The Price of Historical Power
Impelled by originary love to proffer beauties of sensuous emergence of oneself and of one’s originary outreach to the world, an individual becomes a persona in a sustained action dedicated to sufficient ongoing (historical) ground.
A prospecting subject, hungry for treasure and stung by setbacks and obstacles recorded upon the scoreboard that socioeconomic history erects to delimit sufficiency, offers itself as the bedrock of human existence. Within the phenomenality of that offer, there strikes, from another bedrock, like the onset of food poisoning, a realization that something about the spectre posing as one’s real presence is drastically erroneous.
The genius of Christianity consists in its deployment of the phenomenon of love. The desperate premise of loving a supernatural humanoid translates in action as a cherishing of sensuous phenomena.
The most telling self-exposure submitting social experience to natural scientific method, and one that sets the tone (however unbeknown) for subsequent humanist politics, is the "Utilitarian" doctrine presented by Jeremy Bentham (1748-1832). Bentham’s scientism takes the form of favouring actions on the basis of a "hedonic calculus," which presumes to know the standing of intentions in terms of "units" of pleasure or pain they cause. The overriding moral principle (the "greatest happiness principle") would be to aim for the greatest happiness (i.e., the greatest amount [units] of pleasure) for the greatest number.
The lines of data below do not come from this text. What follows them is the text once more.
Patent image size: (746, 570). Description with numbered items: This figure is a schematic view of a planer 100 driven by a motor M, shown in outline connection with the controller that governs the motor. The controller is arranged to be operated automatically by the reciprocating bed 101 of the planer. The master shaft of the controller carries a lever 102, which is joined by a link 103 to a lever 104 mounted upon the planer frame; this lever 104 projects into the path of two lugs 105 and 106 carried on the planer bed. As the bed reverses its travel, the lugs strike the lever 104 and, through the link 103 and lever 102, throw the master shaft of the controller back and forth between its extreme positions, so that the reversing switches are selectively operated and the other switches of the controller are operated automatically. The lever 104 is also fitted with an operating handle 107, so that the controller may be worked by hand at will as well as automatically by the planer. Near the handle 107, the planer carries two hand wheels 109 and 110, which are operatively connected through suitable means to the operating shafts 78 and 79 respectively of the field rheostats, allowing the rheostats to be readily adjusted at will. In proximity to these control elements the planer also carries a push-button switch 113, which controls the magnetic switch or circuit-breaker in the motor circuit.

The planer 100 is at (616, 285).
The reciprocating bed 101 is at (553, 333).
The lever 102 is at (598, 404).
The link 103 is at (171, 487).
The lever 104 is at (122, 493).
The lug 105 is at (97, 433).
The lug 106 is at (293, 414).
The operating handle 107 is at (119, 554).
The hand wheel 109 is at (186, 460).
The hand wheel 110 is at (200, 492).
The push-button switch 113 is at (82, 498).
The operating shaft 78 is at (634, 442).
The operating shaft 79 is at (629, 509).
It [science] rests its case for world-historical integrity upon a bedrock of conceptual and mathematical precision about which, it supposes, no sane individual could make trouble. Whereas the sufficiencies promoted by religion and humanitarianism are thunderously questionable and therefore have to be sustained by all manner of coercive partisanship, the laws of science exert their own quiet control.
However, exponents of the rational sufficiencies of science, fortified by centuries of progress in disclosing basic features of the universe and in producing enhancements for human experience, tend, in our time, to engage outstanding issues of explication not merely with zeal for knowing the hitherto unknown but with a patronizing contempt and muted impatience toward those not demonstrating what it takes to be one of the masters of world history.